Local time in Bahrain is GMT +3.

Al Dar Island is Bahrain's best-kept secret: a Mediterranean beach resort with sparkling blue seas that offers activities like dolphin viewing, pearl collecting, fishing, scuba diving, boating and other water sports. Because Bahrain's beaches are notoriously poor, Al Dar is a popular excursion for both locals and tourists in Manama and all over the country. Though small, there are several beaches on Al Dar to choose from, none of which are overcrowded due to the strict limits regarding the number of visitors per day. The beaches are all clean and well-kept with good shower and ablution facilities, plus several decent restaurants and shops. The island is also known for its beach parties and a nightlife which in Bahrain terms is quite lively. Booking ahead is essential, as only 150 tickets to Al Dar are allocated per day, and international visitors are required to present their passports at the Port Office before embarking on the ferry to Al Dar. The Port Office is located in Sitra Fisherman's Port, a 20-minute drive from Manama.

The archaeological site of Bahrain Fort ( Qal'at al-Bahrain) is one of the largest in the country and has been listed as a World Heritage Site. As the capital of the ancient Silmun Civilization, this site represents Bahrain's role as a centre for commerce and cultural exchange. Excavations have revealed the ruins of six cities near the fort, dating as far back as 3000 BC.

Diraz Temple is made up of rectangular structures, all varying in size and purpose. It has rows of large cylindrical columns constructed in limestone, as well as impressive alters. Built in about 3000 BC, this ancient temple is definitely an attraction for history buffs but will intrigue most visitors.

A 40-minute boat ride from Manama are the Hawar Islands, a cluster of 16 islands known for their spectacular scenery and wildlife. A UNESCO World Heritage Site, the Hawar Islands are home to playful dolphins and bright pink flocks of flamingos, and the islands' resorts offer the chance to relax and enjoy the tranquil surroundings while indulging in activities like jet skiing, canoeing, bicycling and paddle boats.

At 439 feet (134m) above sea level, the Jebel Al Dukhan hill is the highest point in Bahrain. Translated from Arabic, Jebel Al Dukhanmeans 'Mountain of Smoke', named for the haze which often surrounds it on humid days. There are various undetermined caves in the area for visitors to explore. Not far away (2km), the Tree of Life stands alone in the desert, its water source a complete mystery.

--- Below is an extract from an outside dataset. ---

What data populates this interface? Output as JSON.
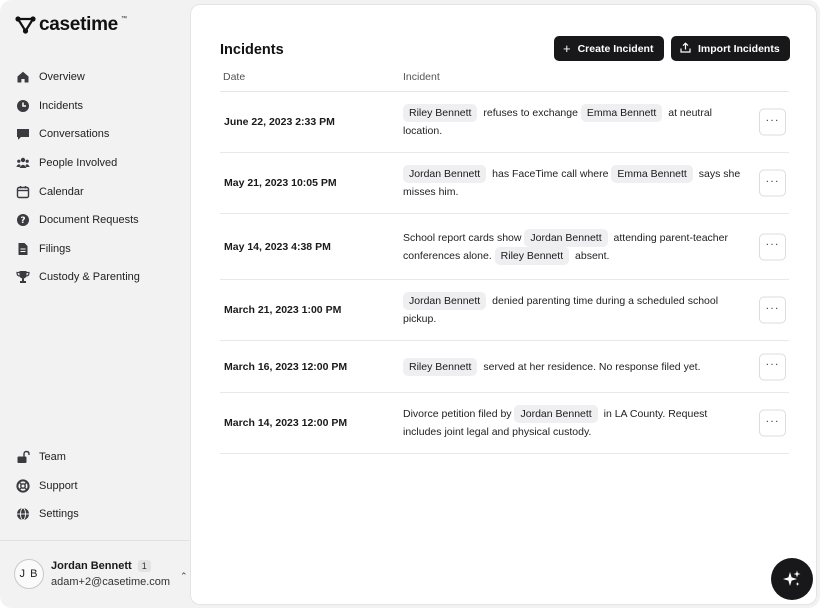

On a swelteringly hot day, the perfect activity for both children and adults in Bahrain is a trip to the Lost Paradise of Dilmun. The biggest waterpark in the Middle East, The Lost Paradise of Dilmun has a number of water rides and attractions catering for all ages, ranging from lazy rivers to high-speed waterslides, man-made waves to the new Bumping Battle Boats. The park was designed to resemble Dilmun, an ancient kingdom in Bahrain that was said to contain the Garden of Eden. Guests can also relax by the pool in private cabanas. The park also has restaurants and souvenir shops. Though expensive by local standards and far from Manama (a 45-minute drive from downtown), the Lost Paradise of Dilmun is a great family excursion in Bahrain.

To experience the true flavours, scents and colours of Manama, a visit to the souks(local markets) are a must. Here visitors can experience and purchase everything this beautiful country has to offer, from a variety of cloths in different colours and textures to jewellery and local crafts. The best buys include exquisite Persian rugs and natural pearls. The fresh fruit and vegetables, herbs, spices and nuts available here are also outstanding, though less ideal as souvenirs.

The compelling past of this island nation is represented at the Museum of Pearl Diving, constructed in 1937 and one of Bahrain's most impressive and significant buildings. The museum was the first official centre for the Bahrain Courts, with four Supreme Courts. In 1984, the building was declared a Traditional Heritage Centre. Various aspects of life in the pre-oil period, such as pearls diving gear, national costumes, local musical instruments and archive photographs, are currently exhibited at the museum.